His parents seemed to realize that something had happened, they seemed to recognize his newfound Power, and their attitudes toward him shifted. Not profoundly but subtly. He was still required to follow his father's rules, to be in certain places and do certain things at certain times, but there was a wariness now, a slight emotional distancing, and while nothing changed in their behavior toward his sister, he got the feeling that they would not mind at all if he left the fold.

He'd begun staying out of the house as much as possible, staying at friends' homes, sleeping outside when he could, camping out on the porch, but he'd seen her again one night, in the door of the first chicken coop, white in the moonlight, beckoning to him, and he'd hurried back into the house, back up to his room, hearing once again the sound of her light laughter behind him.

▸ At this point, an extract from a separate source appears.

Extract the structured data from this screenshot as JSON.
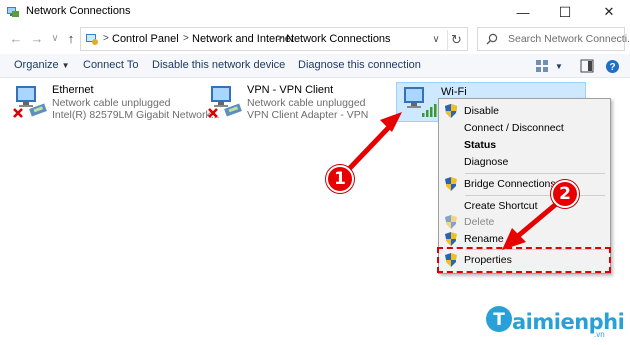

He tried after that to convince Kristen to leave with him, to run away, but though she too was not happy with the house, though he sensed within her a secret unacknowledged fear of Billings' daughter, there was no way that she was willing to leave their parents. He told her that they could write or call, let their mother and father know where they were and why they had left, but she put her foot down. This was her home and she did not want to leave.

He worked on Kristen the rest of the summer, but his entreaties seemed to have the opposite effect of that intended. She became more resolute in her intention to stay, more devoted to her current life. She understood why he wanted to leave, and though, for selfish reasons, she wanted him to remain, Kristen told him that she would always love him and always support him in his choices, whatever they were.

And then one night the retarded girl came into his bedroom.

She looked retarded this time, and she did not speak, but the eroticism of her movements had not lessened, and the juxtaposition of her mental handicap and her obvious sensuality was truly disturbing.